The Commission proposes a welcome (and expected) strengthening of exclusive jurisdiction agreements; namely, where there is an exclusive jurisdiction clause in favour of a member state court, court proceedings brought in another member state court must be stayed until the chosen court has ruled on its jurisdiction. This would go some way to defusing so-called Italian torpedo actions brought in breach of a jurisdiction clause and aimed at avoiding the chosen court or slowing down proceedings.
However, the proposal does raise the question of whether there should not be a deadline within which a party objecting to proceedings brought in an unnamed court should bring proceedings in the chosen court. Also, the proposal includes a choice of law rule which provides that the validity of the jurisdiction agreement be determined by the law of the country of the chosen court. This may lead to peculiar results where the contract is governed by, for example, English law with a French jurisdiction clause. Currently, under English private international law, a jurisdiction clause will normally be governed by the same law governing the contract containing the clause.

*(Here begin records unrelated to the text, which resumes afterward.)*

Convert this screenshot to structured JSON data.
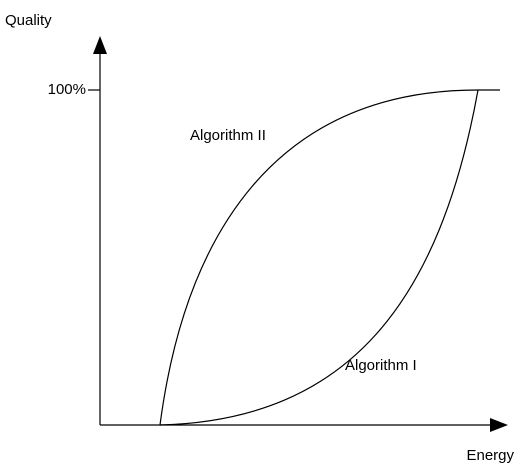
{
  "axes": {
    "y_label": "Quality",
    "x_label": "Energy",
    "y_tick": "100%"
  },
  "curves": [
    {
      "label": "Algorithm II"
    },
    {
      "label": "Algorithm I"
    }
  ]
}
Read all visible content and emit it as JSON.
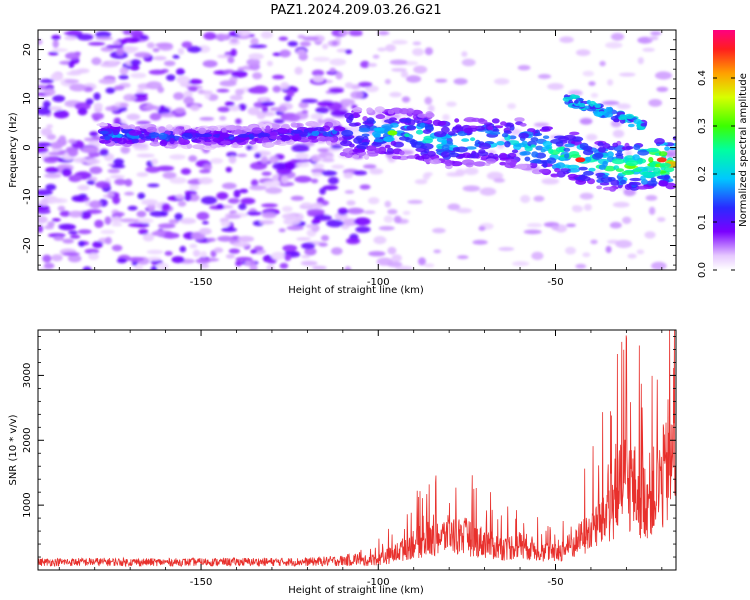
{
  "title": "PAZ1.2024.209.03.26.G21",
  "chart_data": [
    {
      "type": "heatmap",
      "xlabel": "Height of straight line (km)",
      "ylabel": "Frequency (Hz)",
      "xlim": [
        -196,
        -16
      ],
      "ylim": [
        -25,
        24
      ],
      "xticks": [
        -150,
        -100,
        -50
      ],
      "yticks": [
        -20,
        -10,
        0,
        10,
        20
      ],
      "colorbar": {
        "label": "Normalized spectral amplitude",
        "range": [
          0.0,
          0.5
        ],
        "ticks": [
          "0.0",
          "0.1",
          "0.2",
          "0.3",
          "0.4"
        ]
      },
      "ridge": [
        {
          "x": -170,
          "y": 2.5,
          "amp": 0.18
        },
        {
          "x": -150,
          "y": 2.0,
          "amp": 0.15
        },
        {
          "x": -130,
          "y": 2.5,
          "amp": 0.14
        },
        {
          "x": -115,
          "y": 3.0,
          "amp": 0.17
        },
        {
          "x": -100,
          "y": 3.0,
          "amp": 0.22
        },
        {
          "x": -90,
          "y": 2.5,
          "amp": 0.25
        },
        {
          "x": -80,
          "y": 1.0,
          "amp": 0.24
        },
        {
          "x": -70,
          "y": 1.5,
          "amp": 0.22
        },
        {
          "x": -60,
          "y": 1.0,
          "amp": 0.24
        },
        {
          "x": -50,
          "y": -1.0,
          "amp": 0.28
        },
        {
          "x": -40,
          "y": -3.0,
          "amp": 0.3
        },
        {
          "x": -30,
          "y": -4.0,
          "amp": 0.32
        },
        {
          "x": -20,
          "y": -3.0,
          "amp": 0.42
        }
      ]
    },
    {
      "type": "line",
      "xlabel": "Height of straight line (km)",
      "ylabel": "SNR (10 * v/v)",
      "xlim": [
        -196,
        -16
      ],
      "ylim": [
        0,
        3700
      ],
      "xticks": [
        -150,
        -100,
        -50
      ],
      "yticks": [
        1000,
        2000,
        3000
      ],
      "color": "#e8302c",
      "series": [
        {
          "values": [
            {
              "x": -196,
              "y": 120
            },
            {
              "x": -180,
              "y": 130
            },
            {
              "x": -160,
              "y": 120
            },
            {
              "x": -140,
              "y": 130
            },
            {
              "x": -120,
              "y": 130
            },
            {
              "x": -110,
              "y": 170
            },
            {
              "x": -100,
              "y": 280
            },
            {
              "x": -95,
              "y": 420
            },
            {
              "x": -90,
              "y": 700
            },
            {
              "x": -85,
              "y": 750
            },
            {
              "x": -80,
              "y": 900
            },
            {
              "x": -75,
              "y": 850
            },
            {
              "x": -70,
              "y": 700
            },
            {
              "x": -65,
              "y": 550
            },
            {
              "x": -60,
              "y": 650
            },
            {
              "x": -55,
              "y": 500
            },
            {
              "x": -50,
              "y": 420
            },
            {
              "x": -45,
              "y": 650
            },
            {
              "x": -40,
              "y": 1000
            },
            {
              "x": -35,
              "y": 1500
            },
            {
              "x": -30,
              "y": 2300
            },
            {
              "x": -25,
              "y": 1800
            },
            {
              "x": -20,
              "y": 2200
            },
            {
              "x": -16,
              "y": 3000
            }
          ]
        }
      ]
    }
  ]
}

Arbitration still excluded

It will come as a relief to the arbitration community that the Commission has abandoned its suggestion to bring arbitration (partially) within the scope of the Brussels Regulation. Instead, the proposal is restricted to neutralising the effects of the ECJ’s much-criticised decision in (Allianz SpA v West Tankers Case C-185/07).
The proposal requires a member state court to stay its proceedings where there is an arbitration agreement and either the arbitral tribunal or the courts of the member state at the "agreed or designated" seat have been seised to determine the existence, validity or effects of an arbitration agreement. Although the rule does not reverse the prohibition on anti-suit injunctions (as suggested by the European Parliament), it does assist arbitration agreements and would discourage the bringing of torpedo actions in breach of arbitration agreements.

Next steps

The proposal will now go through the ordinary legislative procedure which requires buy-in from both the EU Council and the European Parliament. This process is expected to take two to three years.
Pamela Kiesselbach is a professional support lawyer at Herbert Smith LLP and a senior lecturer at the College of Law.